The authors seem to suggest ‘inside knowledge’ of why certain supplement trials failed, which they blame on provision of mega doses of highly synthetic isolated micronutrients.
Certainly this information is concerning to me as I take a couple synthetics (namely B100 complex and vitamin D). However, this is the first I have heard of this problem. It would be nice to see some proof – comparing whole food nutrients to synthetic vitamins – e.g. for a problem like B12 deficiency – but I don’t think we’ll ever see a randomized trial.
Is it worth purchasing expensive whole food derived nutrients like B complex? I take it because I got angular stomatitis and avoid grain. It cleared up the problem within 48 hours. Thus it seemed to improve a general mucosal healing defect. Whole food derived nutrients are far more expensive.

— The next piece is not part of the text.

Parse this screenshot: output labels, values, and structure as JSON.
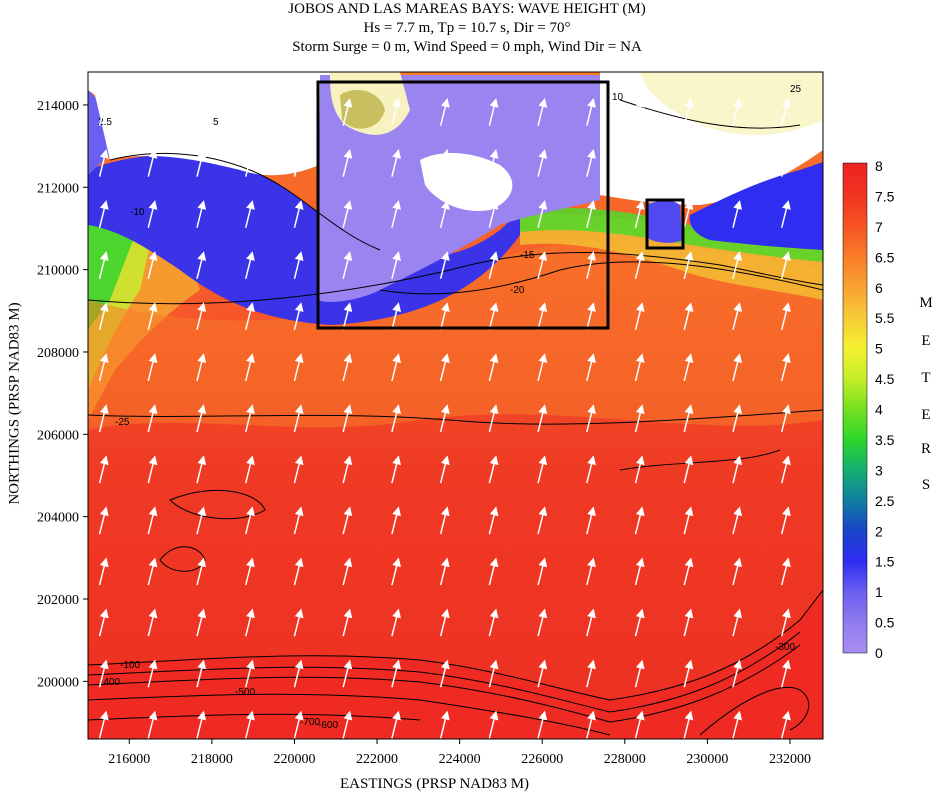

Just because something originally derives (is isolated from) coal tar does not mean it is actually coal tar. Just because something comes from a natural plant does not mean it is safe to eat (ricin in castor beans, digitalis glycosides in foxglove and oleander, etc). This article makes alot of aspersions that are non-scientific in nature.
I would avoid taking alot of supplemental vitamin A, beta carotene, folic acid, vitamin E, or magnesium – because randomized trials have conclusively demonstrated harms from doing this.
August 13th, 2013 at 10:42 am
Well, I finally made the transition to full veganism. Took me over a year to get my act together. No more dairy was the hardest part. But a shake for breakfast, salad for lunch, soup for dinner really does the trick. Not claiming my diet is optimally healthy – it is low in vit A, B12, D, iodine – but it is probably least cruel ethically speaking. Thanks Jack for your comments on dairy in an older thread. I simply had no idea what was involved in the dairy business. Very eye-opening.
August 16th, 2013 at 4:02 pm
Congrats Dan.
If you feel fine with the synthetic vitamins, follow your own truth. I would share how you can make extra B vitamins with bacteria but than I would have to share how B12 is made. You’ll have to keep supplementing with the B vitamins for the time being.
How are you having a problem with Vitamin A?
August 17th, 2013 at 6:21 am
Andreas,
Vitamin A deficit in the diet – getting only about 700 IU per day, whereas I believe the recommended intake is on the order of 900 IU per day. Not sure how concerned to be about this 200 IU deficit, as my night vision is fine and chelitis has long since gone away.
How do I make extra B vitamins with bacteria?
September 6th, 2013 at 6:41 am
Dan,
“How do I make extra B vitamins with bacteria?”
If you were in my shoes, would you actually share the information on a blog?